Per fortuna che c'è Massarenti, per fortuna che ci sono le leghe. Le Organizzazioni Operaie sostengono degli asili per l'infanzia dove lasciare i bambini mentre i genitori lavorano, e avevano allestito anche degli scaldatoi pubblici; aiutavano a superare l'inverno, e mentre stavi lì venivano i maestri socialisti che ti insegnavano a leggere. Il Comune aveva fatto anche costruire delle case popolari, per togliere la gente da quelle baracche, ma non bastavano per tutti. Poi c'era la refezione scolastica: i bambini ricevevano un panino tutti i giorni dal comune, e il pane a casa loro si vedeva solo a Natale e per Pasqua. Solo non capiva come mai lo dessero anche ai figli dei ricchi, che loro non ne avevano mica bisogno, però Massarenti diceva che non si dovevano creare differenze di classe tra i bambini, ma educarli alla solidarietà, quindi andava bene così. Certo, era dura seguirlo sempre. Tutti quei boicottaggi contro gli agrari, tutti quei giorni di lavoro persi. Il sussidio di disoccupazione non bastava a compensare i salari perduti, e poi c'erano quei maledetti krumiri che si vendevano per una lira al giorno, gli facevano una rabbia! Servi dei padroni, un giorno o l'altro sarebbe finita male. Le Leghe avevano ottenuto delle vittorie, sì, ma c'era ancora tanto da fare per raggiungere l'obiettivo. Otto ore per lavorare, otto ore per riposare, otto ore per istruirsi. E magari anche un salario dignitoso. Ci sarebbero riusciti? Quanto tempo sarebbe servito? Massarenti predicava una trasformazione dal basso, non per atto inconsulto, improvviso e violento, ma con un'azione lenta, quotidiana e incessante, con l'elevazione morale, intellettuale e materiale delle masse, con l'esperienza e l'assimilazione dei sentimenti di solidarietà e fratellanza. Diceva che non si potevano lanciare allo sbaraglio eserciti improvvisati di lavoratori ancora analfabeti, affamati, culturalmente impreparati, verso la conquista del paese, col risultato di favorire la reazione e la repressione di chi altro non aspetta per distruggere l'opera socialista creata in tanti anni di sofferenze e sacrifici.
Aveva ragione, sì, ma suo figlio nasceva adesso, e lui non avrebbe dovuto fare sacrifici, suo figlio aveva bisogno che le cose cambiassero subito.

e la libertà non viene / perché non c’è l’unione
crumiri col padrone / son tutti da ammazzar.

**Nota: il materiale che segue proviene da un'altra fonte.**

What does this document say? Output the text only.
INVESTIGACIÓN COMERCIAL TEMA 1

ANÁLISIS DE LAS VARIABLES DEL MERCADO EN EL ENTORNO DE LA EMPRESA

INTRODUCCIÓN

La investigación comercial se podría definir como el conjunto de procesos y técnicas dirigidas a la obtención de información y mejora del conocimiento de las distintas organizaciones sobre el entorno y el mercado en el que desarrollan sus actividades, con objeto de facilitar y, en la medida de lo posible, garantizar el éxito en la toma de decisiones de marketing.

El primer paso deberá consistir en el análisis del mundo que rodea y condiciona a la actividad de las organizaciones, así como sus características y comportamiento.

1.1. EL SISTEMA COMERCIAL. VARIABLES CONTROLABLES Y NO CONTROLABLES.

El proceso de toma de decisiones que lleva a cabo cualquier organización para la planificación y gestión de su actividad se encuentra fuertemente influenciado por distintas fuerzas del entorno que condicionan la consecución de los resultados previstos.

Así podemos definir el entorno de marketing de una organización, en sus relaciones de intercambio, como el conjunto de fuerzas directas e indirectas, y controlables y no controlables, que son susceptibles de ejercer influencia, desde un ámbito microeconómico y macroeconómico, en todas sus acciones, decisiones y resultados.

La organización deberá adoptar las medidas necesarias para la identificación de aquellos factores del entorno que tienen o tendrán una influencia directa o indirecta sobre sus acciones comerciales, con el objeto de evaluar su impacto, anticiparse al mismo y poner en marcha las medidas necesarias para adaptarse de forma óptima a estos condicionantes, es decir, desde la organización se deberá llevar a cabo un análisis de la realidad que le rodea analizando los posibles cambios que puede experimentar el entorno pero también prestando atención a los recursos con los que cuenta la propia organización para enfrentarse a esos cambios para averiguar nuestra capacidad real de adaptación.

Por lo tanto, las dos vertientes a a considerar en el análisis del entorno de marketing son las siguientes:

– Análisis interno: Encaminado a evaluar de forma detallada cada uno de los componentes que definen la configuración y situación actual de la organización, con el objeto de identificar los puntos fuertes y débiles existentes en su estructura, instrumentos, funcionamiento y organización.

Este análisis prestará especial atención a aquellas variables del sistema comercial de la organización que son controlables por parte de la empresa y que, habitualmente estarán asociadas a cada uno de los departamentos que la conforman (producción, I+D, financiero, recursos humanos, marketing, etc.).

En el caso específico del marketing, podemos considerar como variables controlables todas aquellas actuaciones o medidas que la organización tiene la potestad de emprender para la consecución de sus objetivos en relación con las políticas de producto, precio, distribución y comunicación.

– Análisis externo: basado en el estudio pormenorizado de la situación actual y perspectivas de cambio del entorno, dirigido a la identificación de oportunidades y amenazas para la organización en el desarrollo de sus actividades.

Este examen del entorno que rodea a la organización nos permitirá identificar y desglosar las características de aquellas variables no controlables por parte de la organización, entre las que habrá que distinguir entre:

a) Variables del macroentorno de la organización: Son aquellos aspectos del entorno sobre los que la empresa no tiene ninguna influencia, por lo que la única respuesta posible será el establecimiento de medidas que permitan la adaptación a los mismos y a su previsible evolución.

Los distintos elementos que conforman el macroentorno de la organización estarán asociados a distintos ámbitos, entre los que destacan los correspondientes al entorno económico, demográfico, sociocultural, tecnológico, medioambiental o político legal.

Correva e malediceva il mondo, Bepi di Molinella, finchè arrivò alla baracca dove avevano fatto partorire sua moglie.
Ha fatto in fretta, è andato tutto bene.” Gli disse la levatrice.
Sua moglie, quello sguardo dolce di mamma, lo chiamò a sé: “Vieni a vederlo, non l'abbiamo ancora pulito bene, è un po' insanguinato, ma è tanto bello e urla forte. Nessuno potrà fare a meno di sentire la sua voce.”